Sobre a  necessidade de se realocar a rede de distribuição de energia elétrica na zona rural e desviá-la inteiramente da área de alagamento da barragem, o DNOCS comunicou o primeiro contato com a Celpe a respeito se deu em junho de 2016 mas a resposta da Celpe  só foi dada no dia 13 de março de deste ano e sem informar um cronograma específico para o trabalho. Diante disto, o  MPPE solicitará à Celpe a adoção de providências cabíveis. 

Desapropiações

Quanto às desapropriações o DNOCS informou que as pessoas que possuem documentação regularizada dos imóveis rurais em sua maioria já receberam as indenizações, restando uma minoria cujos encaminhamentos e providências vêm sendo adotadas pelo DNOCS para sanar as  pendências.

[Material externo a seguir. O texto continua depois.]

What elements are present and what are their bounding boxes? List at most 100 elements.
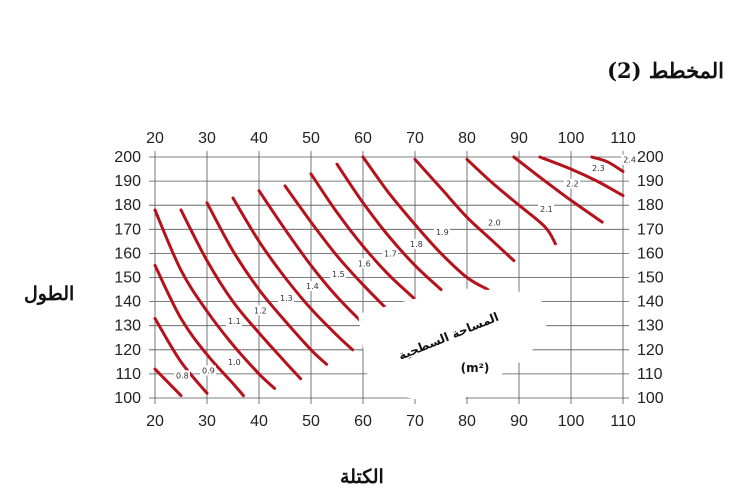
curve-label-2.1: 2.1 [540,205,553,214]
y-tick-label-left: 120 [114,342,141,359]
y-tick-label-left: 100 [114,390,141,407]
curve-label-background [538,204,554,215]
x-tick-label-bottom: 30 [198,413,216,430]
curve-label-1.8: 1.8 [410,240,423,249]
curve-label-1.1: 1.1 [228,317,241,326]
curve-label-1.7: 1.7 [384,250,397,259]
curve-label-background [200,365,216,376]
curve-label-background [486,217,502,228]
curve-label-2.2: 2.2 [566,180,579,189]
y-tick-label-left: 200 [114,149,141,166]
x-tick-label-bottom: 110 [610,413,636,430]
figure-title: المخطط (2) [607,58,724,83]
curve-1.1 [153,208,277,390]
curve-label-background [226,357,242,368]
x-tick-label-bottom: 40 [250,413,268,430]
curve-label-0.8: 0.8 [176,371,189,380]
curve-label-background [434,226,450,237]
y-tick-label-right: 170 [637,221,664,238]
curve-1.0 [153,263,245,398]
curve-2.4 [590,155,625,173]
curve-label-background [174,370,190,381]
y-tick-label-right: 190 [637,173,664,190]
curve-labels: 0.8 0.9 1.0 1.1 1.2 1.3 1.4 1.5 1.6 1.7 1.8 1.9 2.0 2… [174,154,638,381]
curve-label-background [304,281,320,292]
curve-label-0.9: 0.9 [202,367,215,376]
axis-ticks: 2020303040405050606070708080909010010011… [114,130,664,430]
y-tick-label-left: 140 [114,294,141,311]
curve-label-2.0: 2.0 [488,218,501,227]
y-tick-label-right: 130 [637,318,664,335]
y-tick-label-right: 100 [637,390,664,407]
curve-label-1.5: 1.5 [332,270,345,279]
y-tick-label-left: 130 [114,318,141,335]
surface-area-box-background [358,288,548,405]
curve-label-background [382,248,398,259]
y-tick-label-right: 140 [637,294,664,311]
y-tick-label-left: 160 [114,245,141,262]
curve-1.7 [309,172,417,301]
y-tick-label-left: 150 [114,270,141,287]
surface-area-box: المساحة السطحية (m²) [358,288,548,405]
x-tick-label-top: 30 [198,130,216,147]
curve-label-background [252,305,268,316]
x-tick-label-bottom: 60 [354,413,372,430]
y-tick-label-right: 160 [637,245,664,262]
y-tick-label-right: 120 [637,342,664,359]
surface-area-unit: (m²) [461,361,490,375]
x-tick-label-top: 40 [250,130,268,147]
x-tick-label-bottom: 100 [558,413,585,430]
x-tick-label-bottom: 90 [510,413,528,430]
curve-1.9 [361,155,490,292]
curve-1.3 [205,201,329,366]
x-tick-label-top: 80 [458,130,476,147]
x-tick-label-top: 90 [510,130,528,147]
x-axis-label: الكتلة [340,466,384,488]
curve-label-1.4: 1.4 [306,282,319,291]
curve-0.9 [153,317,209,395]
curve-series [153,155,625,398]
x-tick-label-bottom: 50 [302,413,320,430]
x-tick-label-top: 20 [146,130,164,147]
curve-label-background [278,293,294,304]
curve-label-background [621,154,638,165]
curve-1.2 [179,208,303,381]
x-tick-label-top: 100 [558,130,585,147]
y-tick-label-left: 180 [114,197,141,214]
x-tick-label-bottom: 80 [458,413,476,430]
curve-2.3 [538,155,625,198]
x-tick-label-top: 60 [354,130,372,147]
curve-1.6 [283,184,391,313]
y-tick-label-right: 150 [637,270,664,287]
y-tick-label-left: 190 [114,173,141,190]
curve-label-background [408,238,424,249]
curve-label-background [590,163,606,174]
y-tick-label-right: 110 [637,366,663,383]
x-tick-label-bottom: 70 [406,413,424,430]
y-tick-label-right: 180 [637,197,664,214]
curve-label-1.0: 1.0 [228,358,241,367]
curve-label-background [330,269,346,280]
curve-label-1.9: 1.9 [436,228,449,237]
curve-label-2.3: 2.3 [592,164,605,173]
x-tick-label-top: 110 [610,130,636,147]
curve-label-1.2: 1.2 [254,306,267,315]
curve-label-1.6: 1.6 [358,259,371,268]
x-tick-label-top: 50 [302,130,320,147]
curve-label-2.4: 2.4 [623,156,636,165]
curve-1.4 [231,196,355,352]
y-axis-label: الطول [24,283,75,305]
x-tick-label-bottom: 20 [146,413,164,430]
y-tick-label-left: 110 [115,366,141,383]
curve-2.1 [465,157,557,246]
curve-label-background [356,258,372,269]
curve-label-background [564,178,580,189]
curve-label-background [226,316,242,327]
curve-1.8 [335,162,443,292]
curve-label-1.3: 1.3 [280,294,293,303]
curve-0.8 [153,367,183,398]
x-tick-label-top: 70 [406,130,424,147]
y-tick-label-left: 170 [114,221,141,238]
curve-2.0 [413,157,516,263]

No caso das pessoas que não possuem os registros dos imóveis rurais, os pagamentos serão efetuados judicialmente por meio de contas vinculadas aos respectivos processos. 

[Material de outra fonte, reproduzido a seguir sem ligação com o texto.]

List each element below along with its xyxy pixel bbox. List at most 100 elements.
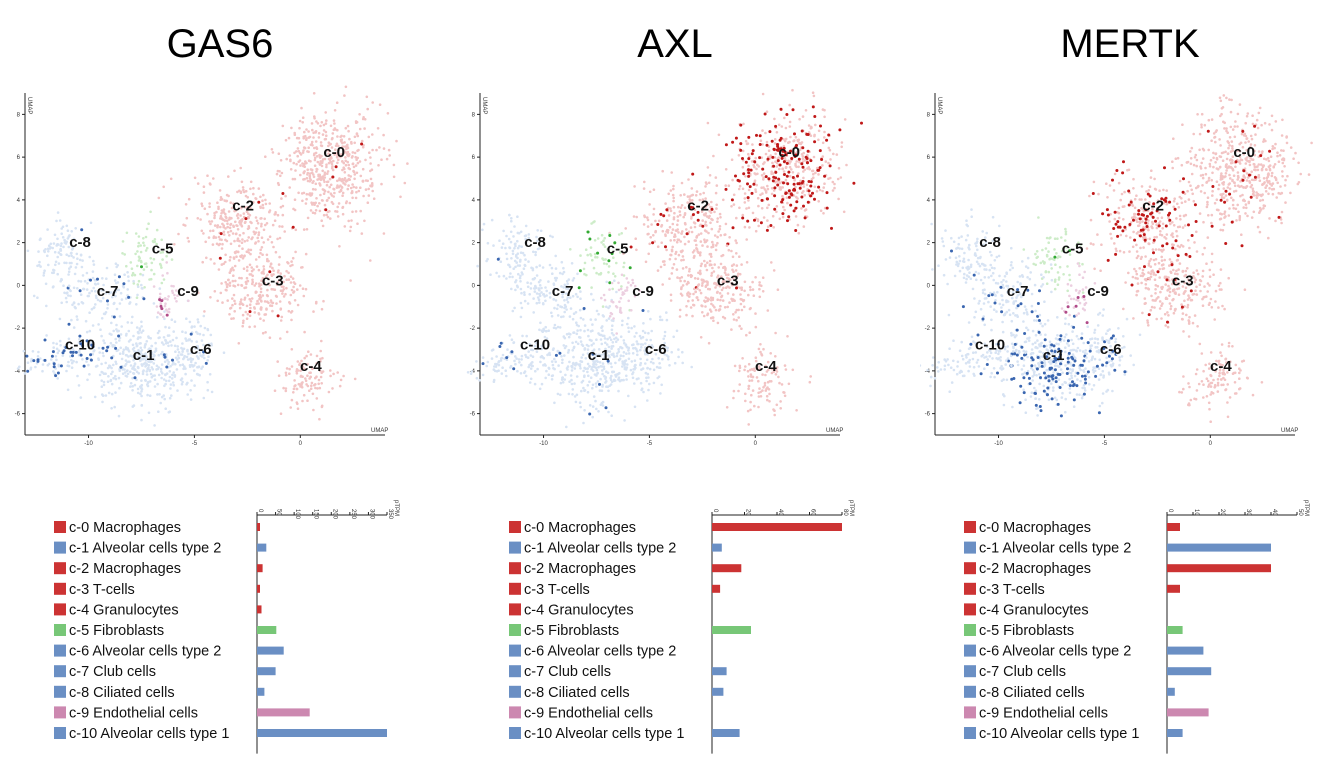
cell-point [724, 280, 727, 283]
cell-point [234, 279, 237, 283]
legend-swatch [54, 727, 66, 739]
cell-point [553, 401, 556, 405]
cell-point [132, 346, 136, 350]
y-tick-label: 0 [472, 283, 476, 289]
cell-point [125, 354, 128, 357]
cell-point [677, 205, 680, 209]
cell-point-expressed [776, 183, 780, 187]
cell-point [118, 302, 122, 305]
cell-point-expressed [781, 198, 785, 202]
cell-point-expressed [554, 353, 558, 357]
cell-point [587, 374, 590, 378]
cell-point [647, 388, 650, 392]
cell-point [182, 357, 185, 361]
cell-point [153, 378, 157, 382]
cell-point [1286, 174, 1289, 178]
cell-point [132, 279, 135, 283]
cell-point [114, 337, 117, 341]
cell-point-expressed [596, 251, 600, 255]
cell-point [1247, 201, 1251, 205]
cell-point [229, 201, 232, 204]
cell-point [679, 240, 682, 243]
cell-point [265, 253, 269, 257]
cell-point [63, 291, 66, 295]
cell-point [176, 294, 179, 297]
cell-point [362, 116, 365, 119]
cell-point [118, 352, 122, 356]
cell-point [562, 290, 565, 293]
cell-point [135, 296, 139, 299]
cell-point [1282, 149, 1285, 152]
cell-point [79, 254, 83, 257]
cell-point [505, 234, 508, 238]
cell-point [380, 158, 383, 161]
cell-point [1249, 156, 1252, 160]
cell-point [1285, 141, 1289, 145]
cell-point [261, 253, 264, 256]
cell-point [1229, 177, 1232, 180]
cell-point [213, 290, 217, 293]
cell-point [640, 346, 643, 349]
cell-point [563, 303, 567, 307]
cell-point [1241, 193, 1244, 197]
cell-point [590, 343, 593, 347]
y-tick-label: -6 [15, 412, 21, 418]
cell-point [252, 192, 255, 196]
cell-point [1297, 161, 1300, 165]
cell-point [1246, 176, 1250, 179]
cell-point [260, 279, 263, 282]
cell-point [334, 128, 337, 131]
cell-point [670, 272, 674, 275]
cell-point [282, 285, 285, 289]
cell-point [801, 160, 805, 163]
cell-point [535, 341, 538, 345]
cell-point [162, 343, 165, 346]
cell-point-expressed [800, 129, 804, 133]
cell-point [602, 262, 606, 265]
cell-point [320, 219, 324, 222]
cell-point [187, 338, 191, 341]
cell-point [1252, 149, 1256, 152]
cell-point [293, 133, 297, 136]
cell-point [697, 233, 701, 236]
cell-point [593, 356, 596, 360]
cell-point [657, 366, 661, 370]
cell-point [571, 349, 574, 352]
cell-point [273, 389, 277, 393]
cell-point [761, 92, 765, 96]
cell-point [285, 330, 289, 334]
cell-point [602, 352, 605, 356]
cell-point [494, 365, 498, 368]
bar [257, 605, 262, 614]
cell-point [225, 239, 229, 243]
cell-point [99, 299, 103, 303]
cell-point [737, 187, 741, 191]
x-tick-label: -10 [539, 441, 548, 447]
cell-point [620, 232, 623, 235]
cell-point [79, 396, 83, 399]
cluster-label: c-0 [778, 144, 800, 161]
cell-point-expressed [806, 200, 810, 204]
cell-point [224, 281, 227, 284]
cell-point [718, 212, 722, 216]
cell-point [170, 344, 173, 347]
bar [257, 523, 260, 531]
cell-point [343, 94, 346, 97]
cell-point [1186, 160, 1190, 164]
cell-point [149, 210, 152, 214]
cell-point [257, 255, 261, 259]
cell-point [833, 182, 836, 186]
cell-point [732, 270, 735, 273]
cell-point [279, 308, 283, 311]
cell-point [369, 156, 372, 159]
cell-point [768, 380, 772, 383]
cell-point [627, 281, 630, 284]
cell-point [580, 389, 583, 393]
cell-point [602, 293, 606, 297]
cell-point [261, 294, 265, 297]
cell-point [97, 323, 100, 326]
cell-point [317, 363, 321, 367]
cell-point [327, 157, 331, 161]
cell-point [758, 295, 762, 299]
cell-point [183, 354, 186, 358]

Tratando-se das famílias a serem retiradas das adjacências da Barragem da Ingazeira, o Decreto de Desapropriação ainda não foi publicado e o DNOCS aguarda essa publicação e demais atos administrativos do Ministério do Desenvolvimento Regional para dar prosseguimento à desapropriação e efetuar os pagamentos. 

Na reunião os representantes do DNOCS comprometeram-se a disponibilizar ao Ministério Público a tabela de preços para divulgação pública, os mapas dos traçados das estradas e da nova área a ser desapropriada, bem como os números dos processos judiciais e a relação atualizada dos pagamentos efetuados e dos andamentos das desapropriações judiciais. 

Reassentamento

À questão do reassentamento dos beneficiários com áreas de terra situadas na circunvizinhança da barragem o DNOCS estuda a implantação de um projeto público de irrigação da ordem de 500 hectares para os pequenos produtores familiares atingidos pela obra. Serão estimuladas  atividades produtivas e agroecológicas, tais como projeto de piscicultura intensivo e irrigação para produção orgânica de alimentos (sem o uso de defensivos agrícolas e agrotóxicos).